At the same time, Mancini said Jackson still merited a place of honor in the party. “The spirit of Andrew Jackson is the spirit that flows through the Democratic Party, that the common man gets his day and has his voice,” Mancini said. “We’ll be forever grateful and honor that legacy. But everything evolves, and we can’t really hold anything static. So might be find we find someone else who better exemplifies who we are today? Sure, absolutely. But we don’t need to vilify him in order to do that.”
As for the $20 bill, Mancini said that when the topic came up earlier in the year, Democratic leaders in the state were in agreement that it should continue to feature Jackson. That debate, she insisted, should not be mixed up with the controversy over the Confederate flag. “Nobody is wrapping themselves in the $20 bill and then going into an African American church and murdering nine innocent people,” Mancini said. “So I think we’re looking at apples and oranges when you compare Andrew Jackson’s visage on the $20 bill with the Confederate flag.” (She acknowledged, however, that an African American or a Native American might see things differently, and that they should be part of the upcoming discussion.)

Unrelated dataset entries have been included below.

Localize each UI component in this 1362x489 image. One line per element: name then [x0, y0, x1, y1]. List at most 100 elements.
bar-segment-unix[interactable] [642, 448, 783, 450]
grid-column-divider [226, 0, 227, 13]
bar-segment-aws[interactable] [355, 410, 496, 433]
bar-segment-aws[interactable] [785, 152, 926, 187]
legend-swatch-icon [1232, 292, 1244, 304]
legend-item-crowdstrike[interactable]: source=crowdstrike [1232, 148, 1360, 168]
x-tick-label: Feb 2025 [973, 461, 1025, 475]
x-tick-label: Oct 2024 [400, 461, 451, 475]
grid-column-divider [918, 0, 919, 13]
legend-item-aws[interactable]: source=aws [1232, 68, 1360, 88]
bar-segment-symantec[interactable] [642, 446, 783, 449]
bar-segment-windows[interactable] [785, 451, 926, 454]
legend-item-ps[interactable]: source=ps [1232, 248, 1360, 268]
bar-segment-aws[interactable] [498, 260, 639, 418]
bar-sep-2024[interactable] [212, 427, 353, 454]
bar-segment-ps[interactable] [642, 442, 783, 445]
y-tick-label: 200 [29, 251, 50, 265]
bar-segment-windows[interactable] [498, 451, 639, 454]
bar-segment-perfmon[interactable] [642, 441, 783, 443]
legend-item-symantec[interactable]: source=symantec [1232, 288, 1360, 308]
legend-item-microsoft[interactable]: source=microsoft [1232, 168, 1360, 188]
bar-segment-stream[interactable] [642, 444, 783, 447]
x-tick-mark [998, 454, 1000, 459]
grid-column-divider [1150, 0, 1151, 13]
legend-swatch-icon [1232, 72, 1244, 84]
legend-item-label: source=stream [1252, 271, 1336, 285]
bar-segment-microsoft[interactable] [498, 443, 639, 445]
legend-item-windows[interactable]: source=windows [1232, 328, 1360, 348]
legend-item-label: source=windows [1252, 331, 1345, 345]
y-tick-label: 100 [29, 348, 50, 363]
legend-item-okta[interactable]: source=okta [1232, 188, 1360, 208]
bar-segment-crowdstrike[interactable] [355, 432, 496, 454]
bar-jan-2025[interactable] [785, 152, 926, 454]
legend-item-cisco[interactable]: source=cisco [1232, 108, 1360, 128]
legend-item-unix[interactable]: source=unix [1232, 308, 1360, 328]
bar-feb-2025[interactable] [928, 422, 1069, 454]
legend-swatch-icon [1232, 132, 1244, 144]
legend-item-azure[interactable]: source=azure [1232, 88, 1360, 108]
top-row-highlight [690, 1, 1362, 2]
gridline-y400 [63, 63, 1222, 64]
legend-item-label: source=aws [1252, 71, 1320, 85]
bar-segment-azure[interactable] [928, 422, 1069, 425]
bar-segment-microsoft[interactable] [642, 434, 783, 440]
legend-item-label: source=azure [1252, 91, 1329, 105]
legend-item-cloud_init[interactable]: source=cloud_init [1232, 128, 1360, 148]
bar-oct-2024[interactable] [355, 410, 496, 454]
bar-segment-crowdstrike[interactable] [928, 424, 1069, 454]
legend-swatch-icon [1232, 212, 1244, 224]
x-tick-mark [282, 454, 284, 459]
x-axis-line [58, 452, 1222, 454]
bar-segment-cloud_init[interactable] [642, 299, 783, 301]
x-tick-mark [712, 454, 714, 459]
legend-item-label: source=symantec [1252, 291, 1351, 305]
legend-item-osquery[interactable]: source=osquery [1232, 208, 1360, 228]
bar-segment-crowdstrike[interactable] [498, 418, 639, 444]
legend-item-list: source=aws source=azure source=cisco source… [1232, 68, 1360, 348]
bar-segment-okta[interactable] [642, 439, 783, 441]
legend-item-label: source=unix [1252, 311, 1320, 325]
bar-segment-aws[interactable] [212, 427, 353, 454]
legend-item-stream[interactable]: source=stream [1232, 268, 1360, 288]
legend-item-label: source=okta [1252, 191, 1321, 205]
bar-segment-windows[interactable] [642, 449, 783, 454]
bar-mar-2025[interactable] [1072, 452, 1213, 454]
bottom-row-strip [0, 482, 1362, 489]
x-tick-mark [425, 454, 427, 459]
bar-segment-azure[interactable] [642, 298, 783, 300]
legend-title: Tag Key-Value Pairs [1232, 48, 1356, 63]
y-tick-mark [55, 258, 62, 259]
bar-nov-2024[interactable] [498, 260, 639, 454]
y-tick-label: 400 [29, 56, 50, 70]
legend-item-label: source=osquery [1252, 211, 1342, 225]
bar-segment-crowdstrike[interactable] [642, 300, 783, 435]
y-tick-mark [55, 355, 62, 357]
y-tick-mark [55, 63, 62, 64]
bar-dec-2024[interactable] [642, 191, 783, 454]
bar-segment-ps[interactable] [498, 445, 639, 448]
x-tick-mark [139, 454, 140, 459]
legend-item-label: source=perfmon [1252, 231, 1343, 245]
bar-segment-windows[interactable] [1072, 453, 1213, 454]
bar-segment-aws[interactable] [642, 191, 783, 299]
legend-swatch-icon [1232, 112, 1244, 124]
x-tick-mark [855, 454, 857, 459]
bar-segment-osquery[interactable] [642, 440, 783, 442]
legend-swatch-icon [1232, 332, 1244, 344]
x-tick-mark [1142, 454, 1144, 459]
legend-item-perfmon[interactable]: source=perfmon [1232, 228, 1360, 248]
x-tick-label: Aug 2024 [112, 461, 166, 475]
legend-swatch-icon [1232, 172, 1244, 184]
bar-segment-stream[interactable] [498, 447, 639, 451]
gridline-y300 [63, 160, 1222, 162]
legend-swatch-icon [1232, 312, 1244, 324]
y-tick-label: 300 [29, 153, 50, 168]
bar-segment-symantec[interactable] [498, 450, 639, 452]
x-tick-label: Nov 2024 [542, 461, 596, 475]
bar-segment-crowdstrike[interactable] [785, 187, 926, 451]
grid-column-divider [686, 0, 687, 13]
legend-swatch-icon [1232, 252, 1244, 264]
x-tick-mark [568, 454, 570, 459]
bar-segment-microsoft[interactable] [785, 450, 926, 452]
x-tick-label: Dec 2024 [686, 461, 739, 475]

Whether Tennessee, Iowa, or South Carolina will actually go through with their planned name changes is unclear. Virginia Democrats declined to comment on the question, though there doesn’t appear to much of a movement to abandon Jefferson’s legacy in his home state. And then there’s the old regional politics to consider: Connecticut, as O’Shaughnessy noted, was the heartland of the Federalist Party, which stood in opposition to Jefferson’s vision of democracy.

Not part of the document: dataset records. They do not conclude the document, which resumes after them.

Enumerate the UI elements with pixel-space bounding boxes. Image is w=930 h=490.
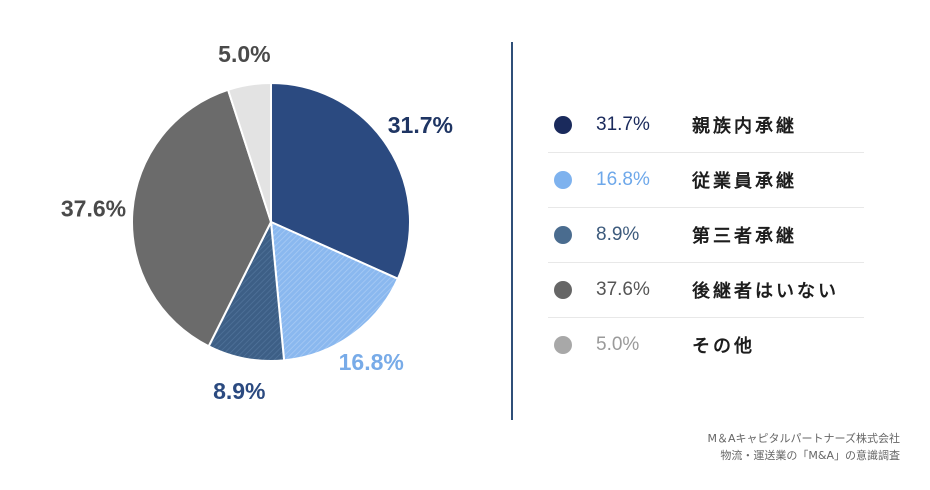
source-survey: 物流・運送業の「M&A」の意識調査	[720, 449, 900, 462]
pie-slice	[131, 88, 273, 348]
legend-label: 第三者承継	[692, 226, 797, 247]
legend-dot-icon	[554, 226, 572, 244]
legend-label: 後継者はいない	[692, 281, 839, 302]
pie-slice	[226, 81, 272, 223]
legend-label: 従業員承継	[692, 171, 797, 192]
legend-percent: 5.0%	[596, 334, 640, 355]
pie-chart: 31.7% 16.8% 8.9% 37.6% 5.0%	[61, 41, 453, 404]
legend-percent: 31.7%	[596, 114, 650, 135]
legend-item: 31.7% 親族内承継	[548, 98, 864, 153]
legend-item: 37.6% 後継者はいない	[548, 263, 864, 318]
pie-slice	[269, 220, 400, 362]
slice-label: 37.6%	[61, 196, 126, 222]
legend-item: 5.0% その他	[548, 318, 864, 372]
legend-dot-icon	[554, 281, 572, 299]
slice-label: 8.9%	[213, 378, 265, 404]
legend-percent: 16.8%	[596, 169, 650, 190]
source-company: M＆Aキャピタルパートナーズ株式会社	[707, 432, 900, 445]
divider	[511, 42, 513, 420]
source-note: M＆Aキャピタルパートナーズ株式会社 物流・運送業の「M&A」の意識調査	[708, 430, 900, 464]
legend-dot-icon	[554, 171, 572, 189]
legend-item: 8.9% 第三者承継	[548, 208, 864, 263]
slice-label: 16.8%	[339, 349, 404, 375]
slice-label: 5.0%	[218, 41, 270, 67]
pie-slice	[270, 81, 411, 281]
legend-percent: 37.6%	[596, 279, 650, 300]
legend-item: 16.8% 従業員承継	[548, 153, 864, 208]
legend-label: その他	[692, 336, 755, 357]
legend-dot-icon	[554, 336, 572, 354]
legend: 31.7% 親族内承継 16.8% 従業員承継 8.9% 第三者承継 37.6%…	[548, 98, 864, 372]
legend-percent: 8.9%	[596, 224, 640, 245]
slice-label: 31.7%	[388, 112, 453, 138]
legend-dot-icon	[554, 116, 572, 134]
legend-label: 親族内承継	[692, 116, 797, 137]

If the Democrats move away from Jefferson and Jackson, who will they embrace instead? Roosevelt and Kennedy are obvious options, and Hillary Clinton is already embracing the legacy of both Franklin and Eleanor Roosevelt early in her second presidential campaign. Despite his escalation in Vietnam, Lyndon Johnson is also getting another look amid the 50th Anniversary celebrations of the Civil Rights Act and the Voting Rights Act. And it’s already been suggested that within a few decades, Democrats could be raising money at annual Clinton-Obama party dinners—or would it be Obama-Clinton?
How future historians evaluate and reeevaluate the past is, of course, a reflection of the values of the present. Perhaps, O’Shaughnessy suggested, the current generation of leaders will be judged in the future less on issues of equality and more, say, on their positions on climate change. “It’s the irony of history that it’s always changing,” he said. “It’s due partly to new information, but its also due to our changing values and what we really think is important. And obviously it changes with time.”